A plea agreement is the negotiated resolution of a criminal case between the government and the defense when the client decides to plead guilty rather than fighting the charges at trial. The benefit of a plea agreement is that the plea is usually to a lower offense or a limited number of charges rather than to the most severe charge(s). In most instances, a defendant is rewarded in some fashion for pleading guilty rather than going to trial. In the State of New Jersey, the defendant’s attorney can negotiate a plea to the specific charges and the length of the sentence. This is commonly referred to as sentence bargaining. The plea form will be in writing with all of the terms that have been agreed to between the defense attorney and the Assistant Prosecutor. The form – New Jersey Judiciary Plea Form – lists the charges the person is pleading to along with the statutory maximum period of incarceration, fines and penalties. The form also lists the specific sentence the prosecutor has agreed to recommend, along with any other agreements between the parties.
In almost every case, the sentencing judge abides by the terms negotiated between the defense and the prosecutor. If the judge does not agree at sentencing to the negotiated terms, the defendant has the right to either withdraw his plea and go to trial, or accept the sentence the judge imposes. If the defendant decides to withdraw his plea, nothing the defendant said under oath at the time of the plea can be used at trial against the defendant.
In the federal system, a plea agreement is much different and offers fewer protections and less certainty of sentence to the defendant. The standard plea agreement in the District of New Jersey provides for the charge(s) that the defendant will plead to, the time period covered by the agreement and any stipulations between the parties. Typically, the parties’ stipulations will cover the base level offense under the U.S. Sentencing Guidelines and any additional enhancements/points for amount of loss, role in the offense and other offense offense-specific categories.

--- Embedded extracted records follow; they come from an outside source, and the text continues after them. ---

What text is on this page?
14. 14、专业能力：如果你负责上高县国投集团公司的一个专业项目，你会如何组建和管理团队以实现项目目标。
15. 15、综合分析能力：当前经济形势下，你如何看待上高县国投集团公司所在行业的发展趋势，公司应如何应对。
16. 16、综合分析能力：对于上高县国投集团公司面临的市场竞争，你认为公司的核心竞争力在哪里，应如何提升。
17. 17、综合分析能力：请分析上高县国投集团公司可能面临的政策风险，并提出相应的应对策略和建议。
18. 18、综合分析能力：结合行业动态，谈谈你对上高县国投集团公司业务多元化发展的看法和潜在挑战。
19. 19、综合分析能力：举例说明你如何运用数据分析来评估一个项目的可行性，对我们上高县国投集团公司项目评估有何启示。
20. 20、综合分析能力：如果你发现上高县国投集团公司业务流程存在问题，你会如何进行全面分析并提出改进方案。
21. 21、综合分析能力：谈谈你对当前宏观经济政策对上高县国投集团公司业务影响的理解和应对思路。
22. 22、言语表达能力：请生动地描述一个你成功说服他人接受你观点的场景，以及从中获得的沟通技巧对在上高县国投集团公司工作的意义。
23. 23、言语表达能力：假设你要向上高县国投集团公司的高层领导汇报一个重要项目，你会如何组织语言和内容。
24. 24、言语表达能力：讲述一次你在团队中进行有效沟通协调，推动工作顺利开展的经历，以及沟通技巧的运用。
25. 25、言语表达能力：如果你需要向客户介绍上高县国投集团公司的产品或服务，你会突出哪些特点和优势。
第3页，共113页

The benefit to the defendant is that he or she pleads to a limited number of offenses, often negotiating a lower loss amount or drug quantity, and has limited other possible enhancements through the stipulations (agreement) between the parties. In addition, the defendant receives points off the total offense level for acceptance of responsibility (pleading guilty rather than going to trial). A federal plea agreement most often limits the person’s exposure and reduces the possible sentence under the circumstances.
Unlike the state system, however, the federal court is not bound by the stipulations between the parties and the defendant is not allowed to withdraw his plea if the court sentences a defendant to a longer period of incarceration than agreed to in the plea agreement. Here in the District of New Jersey, there is an added stipulation that the defendant waives his right to appeal the sentence if the court sentences the person at or below the stipulated guideline range. Should the court sentence above the agreed upon range, then the right to appeal is preserved.
It is vital that a person charged in the federal system be represented by an experienced federal criminal defense attorney. Plea bargaining in the federal system is quite different from that in the state, and offers far greater uncertainties in the ultimate sentence. While in the state system the sentence is agreed to by the parties, in the federal system the defense must draft and submit a detailed, compelling sentencing submission to the court in order for the client to receive the best possible sentence.